Harry Callahan, The Motion Picture “Dirty Harry”
Active vs. Passive – the age old debate that misses the real issues.
One of the most common and often heated arguments among investors is on the discussion of active versus passive investing. The passive investors will argue that, since most active managers do not consistently beat their benchmark, that investors should simply buy index funds and call it good. The passive crowd includes some heavyweight names like Bogle, Ellis, and Burton and fund families such as Vanguard and Dimensional Fund Advisors.
Passive indexers believe that the markets are efficient and that the goal of every investor should be to capture the markets returns at the lowest possible costs. I will concede that (a) most managers do not consistently beat their benchmark and (b) markets are generally efficient. But does this mean I think investors should follow the passive approach? No, No, 1,000 times No!
I have long believed and discussed within this blog that the whole argument of passive versus active misses the point and is just noise compared to the bigger issues at hand. Those issues are (a) That investors need to save more than they spend so as to be able to accumulate sufficient assets for the future and (b) that investment, i.e. market returns, are random, and that the sequence or distribution of market returns is absolutely of critical importance to investment planning.
To this latter point, I want to steer readers to an excellent post by Dr. Wade Pfau who has written some excellent papers in the area of retirement income planning. Wade’s most recent article, “You Can’t Control When You are Born…Revisiting Sequence of Returns Risks” address my concerns square on.
In the example Mr. Pfau provides, he displays the following table showing investment results for 151 hypothetical different investors who save the exact same amount of money and experience the exact same average return.
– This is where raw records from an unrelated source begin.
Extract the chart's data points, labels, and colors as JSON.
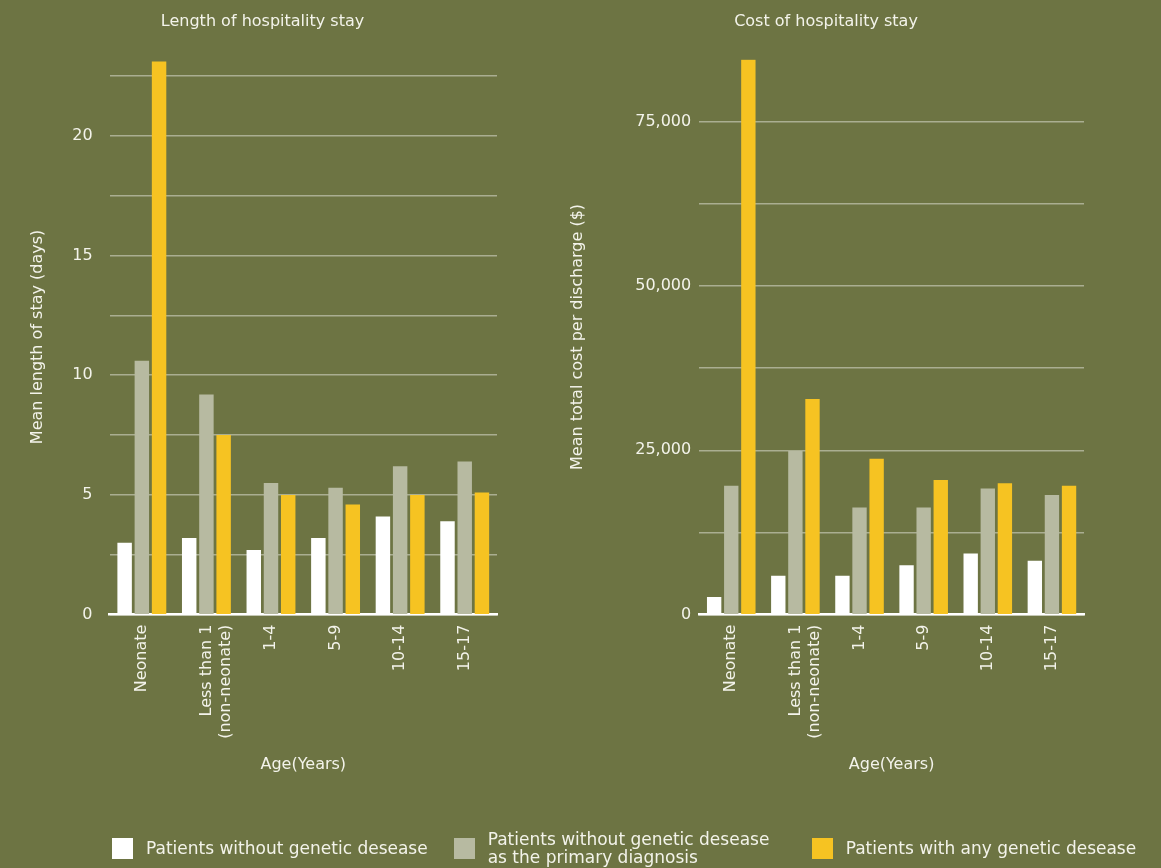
{
  "chart_data": [
    {
      "type": "bar",
      "title": "Length of hospitality stay",
      "xlabel": "Age(Years)",
      "ylabel": "Mean length of stay (days)",
      "categories": [
        "Neonate",
        "Less than 1\n(non-neonate)",
        "1-4",
        "5-9",
        "10-14",
        "15-17"
      ],
      "series": [
        {
          "name": "Patients without genetic desease",
          "color": "#ffffff",
          "values": [
            3.0,
            3.2,
            2.7,
            3.2,
            4.1,
            3.9
          ]
        },
        {
          "name": "Patients without genetic desease as the primary diagnosis",
          "color": "#b7baa1",
          "values": [
            10.6,
            9.2,
            5.5,
            5.3,
            6.2,
            6.4
          ]
        },
        {
          "name": "Patients with any genetic desease",
          "color": "#f6c322",
          "values": [
            23.1,
            7.5,
            5.0,
            4.6,
            5.0,
            5.1
          ]
        }
      ],
      "ylim": [
        0,
        23.2
      ],
      "yticks": [
        0,
        {
          "value": 2.5,
          "label": null
        },
        5,
        {
          "value": 7.5,
          "label": null
        },
        10,
        {
          "value": 12.5,
          "label": null
        },
        15,
        {
          "value": 17.5,
          "label": null
        },
        20,
        {
          "value": 22.5,
          "label": null
        }
      ],
      "grid": "y",
      "legend": "bottom"
    },
    {
      "type": "bar",
      "title": "Cost of hospitality stay",
      "xlabel": "Age(Years)",
      "ylabel": "Mean total cost per discharge ($)",
      "categories": [
        "Neonate",
        "Less than 1\n(non-neonate)",
        "1-4",
        "5-9",
        "10-14",
        "15-17"
      ],
      "series": [
        {
          "name": "Patients without genetic desease",
          "color": "#ffffff",
          "values": [
            2700,
            5900,
            5900,
            7500,
            9300,
            8200
          ]
        },
        {
          "name": "Patients without genetic desease as the primary diagnosis",
          "color": "#b7baa1",
          "values": [
            19600,
            24900,
            16300,
            16300,
            19200,
            18200
          ]
        },
        {
          "name": "Patients with any genetic desease",
          "color": "#f6c322",
          "values": [
            84400,
            32800,
            23700,
            20500,
            20000,
            19600
          ]
        }
      ],
      "ylim": [
        0,
        84500
      ],
      "yticks": [
        0,
        {
          "value": 12500,
          "label": null
        },
        {
          "value": 25000,
          "label": "25,000"
        },
        {
          "value": 37500,
          "label": null
        },
        {
          "value": 50000,
          "label": "50,000"
        },
        {
          "value": 62500,
          "label": null
        },
        {
          "value": 75000,
          "label": "75,000"
        }
      ],
      "grid": "y",
      "legend": "bottom"
    }
  ]
}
The only thing different is when the investor begins and thus, what sequence of returns that the investor experiences. Though they could expect wealth equal to 10x their salary, the outcomes ranged from a minimum of 2.98x to a maximum of 27.7x. The difference in results is only explained by the order in which the returns occurred.
To quote Dr. Pfau, “This is sequence of returns risk! People are more vulnerable to the returns experienced when their portfolios are larger because a given percentage change has a bigger impact on absolute wealth. A big portfolio drop at the end could possibly wipe out all of the portfolio gains from the first 25 years of one’s career.”
This readers, is why I am so adamant that a prudent investment policy must include active risk management, and this is why each of the Portfolio Cafe models are built with a risk management component. For an investor who experiences a significant portfolio loss late in their investment cycle, it is quite possible that the investor will never be able to fully recover and thus be able to experience the retirement lifestyle they had planned. Since none of us know what the future returns of the market are going to be, our only other choice is to make sure that we follow an approach that can reasonably protect our portfolio from large losses.
The active vs. passive argument focuses your attention on whether or not your returns are “as good as the benchmark” but it says nothing about whether or not the benchmark returns themselves will be adequate in magnitude or in a sequence that assures your investment goals are met.